Uno de esos escasos relatos que poseen una fuerza descomunal, desarmadora, que logra destrozar la ficción para convertirse en emoción. Es el retrato más clarividente de la preadolescencia jamás rodado, y también de la inocencia y el deseo primigenio que habitan en todo hombre. Sin artificios baratos y con gran imaginación quedan esculpidas las pulsiones más primitivas del niño-hombre. Ahí está el despertar sexual, reflejando como su vertiente más salvaje es también la más humana, y también están el miedo, el odio y el amor como una argamasa indescifrable sujeta a los instintos.
Las impresiones abstractas, la mirada lírica y todo lo que asociamos con poesía surge sin estridencias, en combinación perfecta con la realidad narrativa, demostrando que la poesía más cercana es también la que más se eleva. Y así, todo el conjunto nos remite a la frustración eterna de lo inalcanzable.

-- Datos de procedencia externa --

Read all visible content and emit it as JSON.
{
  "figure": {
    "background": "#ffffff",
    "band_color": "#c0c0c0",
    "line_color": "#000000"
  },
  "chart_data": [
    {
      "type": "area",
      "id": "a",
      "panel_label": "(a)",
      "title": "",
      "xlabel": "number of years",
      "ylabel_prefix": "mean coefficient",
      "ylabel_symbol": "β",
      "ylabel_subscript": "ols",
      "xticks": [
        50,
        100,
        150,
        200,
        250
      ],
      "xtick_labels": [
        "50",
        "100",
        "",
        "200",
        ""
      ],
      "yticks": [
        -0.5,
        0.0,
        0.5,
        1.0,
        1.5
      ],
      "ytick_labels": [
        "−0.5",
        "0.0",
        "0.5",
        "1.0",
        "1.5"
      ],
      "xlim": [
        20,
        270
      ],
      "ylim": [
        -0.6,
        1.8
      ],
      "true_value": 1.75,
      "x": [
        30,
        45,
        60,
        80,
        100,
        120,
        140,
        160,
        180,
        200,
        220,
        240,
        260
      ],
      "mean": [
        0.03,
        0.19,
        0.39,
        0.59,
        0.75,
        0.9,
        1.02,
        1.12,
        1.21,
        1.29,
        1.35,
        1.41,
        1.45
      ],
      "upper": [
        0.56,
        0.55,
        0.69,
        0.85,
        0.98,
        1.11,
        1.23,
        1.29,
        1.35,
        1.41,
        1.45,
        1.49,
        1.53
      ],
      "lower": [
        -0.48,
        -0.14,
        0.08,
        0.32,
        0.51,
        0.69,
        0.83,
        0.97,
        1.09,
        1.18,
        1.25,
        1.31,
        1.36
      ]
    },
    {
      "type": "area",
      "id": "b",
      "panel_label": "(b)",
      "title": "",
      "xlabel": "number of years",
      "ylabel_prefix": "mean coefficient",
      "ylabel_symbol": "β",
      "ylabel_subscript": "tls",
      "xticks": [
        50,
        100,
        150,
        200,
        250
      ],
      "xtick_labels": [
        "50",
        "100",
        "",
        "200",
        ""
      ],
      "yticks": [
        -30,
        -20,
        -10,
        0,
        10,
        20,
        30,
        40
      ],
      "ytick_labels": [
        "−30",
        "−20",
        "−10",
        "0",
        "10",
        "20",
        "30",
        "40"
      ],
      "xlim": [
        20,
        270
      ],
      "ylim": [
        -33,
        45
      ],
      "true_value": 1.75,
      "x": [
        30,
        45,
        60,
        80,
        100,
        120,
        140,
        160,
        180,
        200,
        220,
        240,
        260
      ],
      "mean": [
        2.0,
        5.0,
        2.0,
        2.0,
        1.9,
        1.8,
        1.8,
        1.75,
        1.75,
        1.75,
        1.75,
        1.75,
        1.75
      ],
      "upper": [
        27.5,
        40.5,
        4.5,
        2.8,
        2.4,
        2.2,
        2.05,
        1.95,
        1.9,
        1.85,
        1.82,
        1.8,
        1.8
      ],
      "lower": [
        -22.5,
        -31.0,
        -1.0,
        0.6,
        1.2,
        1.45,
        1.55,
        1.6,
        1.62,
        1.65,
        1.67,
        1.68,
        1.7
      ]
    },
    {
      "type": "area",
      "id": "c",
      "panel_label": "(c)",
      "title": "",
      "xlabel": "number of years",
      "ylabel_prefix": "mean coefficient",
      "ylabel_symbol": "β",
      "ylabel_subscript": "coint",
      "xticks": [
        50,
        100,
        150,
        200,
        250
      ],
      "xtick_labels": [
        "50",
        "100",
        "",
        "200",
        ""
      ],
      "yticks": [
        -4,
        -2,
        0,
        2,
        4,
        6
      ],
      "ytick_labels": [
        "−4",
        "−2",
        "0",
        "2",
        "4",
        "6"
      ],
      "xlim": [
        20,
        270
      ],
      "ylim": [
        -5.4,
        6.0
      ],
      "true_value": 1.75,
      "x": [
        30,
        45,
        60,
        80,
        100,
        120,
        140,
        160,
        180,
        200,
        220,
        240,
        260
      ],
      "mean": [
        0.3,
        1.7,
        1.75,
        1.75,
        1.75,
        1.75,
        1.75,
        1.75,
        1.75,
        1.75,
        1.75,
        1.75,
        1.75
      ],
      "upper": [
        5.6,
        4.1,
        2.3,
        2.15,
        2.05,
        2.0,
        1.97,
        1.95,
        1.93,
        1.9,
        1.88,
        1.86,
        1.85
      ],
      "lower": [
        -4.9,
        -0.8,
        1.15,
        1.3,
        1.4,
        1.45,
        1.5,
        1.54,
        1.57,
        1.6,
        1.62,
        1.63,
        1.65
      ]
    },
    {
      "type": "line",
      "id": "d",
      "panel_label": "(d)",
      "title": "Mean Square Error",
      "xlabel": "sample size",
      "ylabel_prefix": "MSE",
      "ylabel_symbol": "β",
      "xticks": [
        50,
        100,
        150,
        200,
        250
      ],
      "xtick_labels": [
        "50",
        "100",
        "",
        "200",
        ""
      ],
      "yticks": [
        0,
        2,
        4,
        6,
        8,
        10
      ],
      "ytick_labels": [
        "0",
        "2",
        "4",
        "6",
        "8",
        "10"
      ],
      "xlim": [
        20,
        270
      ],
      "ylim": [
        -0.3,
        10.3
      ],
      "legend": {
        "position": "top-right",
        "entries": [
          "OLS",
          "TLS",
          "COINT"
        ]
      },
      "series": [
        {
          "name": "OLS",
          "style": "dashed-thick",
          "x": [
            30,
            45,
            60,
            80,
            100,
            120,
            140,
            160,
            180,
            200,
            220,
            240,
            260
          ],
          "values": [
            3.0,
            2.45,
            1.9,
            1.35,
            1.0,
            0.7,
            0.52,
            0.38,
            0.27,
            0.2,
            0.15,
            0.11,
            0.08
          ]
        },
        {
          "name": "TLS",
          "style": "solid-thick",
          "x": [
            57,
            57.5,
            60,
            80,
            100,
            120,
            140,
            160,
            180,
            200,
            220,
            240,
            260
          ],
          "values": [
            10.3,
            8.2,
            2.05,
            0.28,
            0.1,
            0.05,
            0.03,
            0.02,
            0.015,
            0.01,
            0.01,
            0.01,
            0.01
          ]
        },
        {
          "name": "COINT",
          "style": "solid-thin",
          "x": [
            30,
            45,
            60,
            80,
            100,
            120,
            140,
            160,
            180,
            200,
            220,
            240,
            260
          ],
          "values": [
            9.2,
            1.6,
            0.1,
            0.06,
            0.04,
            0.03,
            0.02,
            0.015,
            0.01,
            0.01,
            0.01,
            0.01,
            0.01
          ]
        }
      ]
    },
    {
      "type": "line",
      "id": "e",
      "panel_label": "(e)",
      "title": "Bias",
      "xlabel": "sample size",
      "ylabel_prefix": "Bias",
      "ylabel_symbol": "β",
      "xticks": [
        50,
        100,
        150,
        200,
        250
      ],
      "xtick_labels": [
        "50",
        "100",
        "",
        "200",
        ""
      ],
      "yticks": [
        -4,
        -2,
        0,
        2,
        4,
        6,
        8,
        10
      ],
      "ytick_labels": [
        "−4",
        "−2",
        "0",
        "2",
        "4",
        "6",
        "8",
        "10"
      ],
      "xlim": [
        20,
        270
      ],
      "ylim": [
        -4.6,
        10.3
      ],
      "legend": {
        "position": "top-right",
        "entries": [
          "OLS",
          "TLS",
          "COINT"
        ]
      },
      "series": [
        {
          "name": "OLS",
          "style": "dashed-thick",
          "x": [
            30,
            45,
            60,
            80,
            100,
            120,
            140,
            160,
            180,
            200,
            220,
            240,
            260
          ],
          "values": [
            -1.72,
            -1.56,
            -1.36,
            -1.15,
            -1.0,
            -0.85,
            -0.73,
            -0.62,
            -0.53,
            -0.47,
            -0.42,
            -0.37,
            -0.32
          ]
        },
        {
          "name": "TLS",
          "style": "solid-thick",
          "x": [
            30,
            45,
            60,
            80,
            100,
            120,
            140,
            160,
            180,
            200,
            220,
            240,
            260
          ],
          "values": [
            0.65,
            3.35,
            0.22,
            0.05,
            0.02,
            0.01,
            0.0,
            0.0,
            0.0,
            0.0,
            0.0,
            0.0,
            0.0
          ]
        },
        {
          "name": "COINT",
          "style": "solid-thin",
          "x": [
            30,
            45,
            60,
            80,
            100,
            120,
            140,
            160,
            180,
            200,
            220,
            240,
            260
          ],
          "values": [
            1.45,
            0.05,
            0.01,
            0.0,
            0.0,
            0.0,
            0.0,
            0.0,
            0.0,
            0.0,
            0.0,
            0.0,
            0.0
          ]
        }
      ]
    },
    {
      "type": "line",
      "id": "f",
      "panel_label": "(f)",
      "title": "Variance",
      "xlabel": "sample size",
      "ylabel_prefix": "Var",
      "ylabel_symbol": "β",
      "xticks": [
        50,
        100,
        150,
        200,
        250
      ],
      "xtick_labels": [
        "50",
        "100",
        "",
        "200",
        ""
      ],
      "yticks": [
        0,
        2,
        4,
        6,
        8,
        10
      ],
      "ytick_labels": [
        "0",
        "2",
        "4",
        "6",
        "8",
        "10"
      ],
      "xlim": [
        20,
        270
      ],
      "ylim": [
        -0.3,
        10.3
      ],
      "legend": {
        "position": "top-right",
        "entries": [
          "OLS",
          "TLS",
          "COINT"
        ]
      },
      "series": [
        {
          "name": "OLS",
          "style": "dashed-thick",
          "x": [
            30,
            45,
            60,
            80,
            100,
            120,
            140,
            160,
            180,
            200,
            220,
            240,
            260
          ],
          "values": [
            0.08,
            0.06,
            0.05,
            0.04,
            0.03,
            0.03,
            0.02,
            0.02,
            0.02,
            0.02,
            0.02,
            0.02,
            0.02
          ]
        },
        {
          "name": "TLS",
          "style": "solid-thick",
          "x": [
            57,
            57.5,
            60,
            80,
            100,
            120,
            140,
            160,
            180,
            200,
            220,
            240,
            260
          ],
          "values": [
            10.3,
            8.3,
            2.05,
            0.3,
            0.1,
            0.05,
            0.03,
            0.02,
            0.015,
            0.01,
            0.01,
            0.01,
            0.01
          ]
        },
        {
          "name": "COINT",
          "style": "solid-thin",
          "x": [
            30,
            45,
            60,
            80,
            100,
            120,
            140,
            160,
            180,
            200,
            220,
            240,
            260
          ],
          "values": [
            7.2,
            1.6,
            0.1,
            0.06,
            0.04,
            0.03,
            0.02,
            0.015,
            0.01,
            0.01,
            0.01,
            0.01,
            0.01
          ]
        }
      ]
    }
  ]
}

Hay centenares de atributos a mencionar: La música y los sonidos guturales; la acertada ambientación y recreación del escenario del tedio y la miseria; la crudísima estampa de la familia; los personajes y sus metáforas y ese cierto toque fantástico, onírico y lunático que lo cubre todo. Una película tan llena que rebosa vida, que es asco, que es dolor, y que es esperanza.
spoiler:
La narración experimenta un ‘in crescendo’ poético que culmina con la magnífica plasmación del infinito vacío de la melancolía y que, lejos de finezas y cursilerías, logra revelar la importancia de los sueños como causa de vida. Sólo se me ocurre pensar que la prematura muerte de Jean-Claude Lauzon nos privó de uno de los grandes talentos cinematográficos de nuestra época.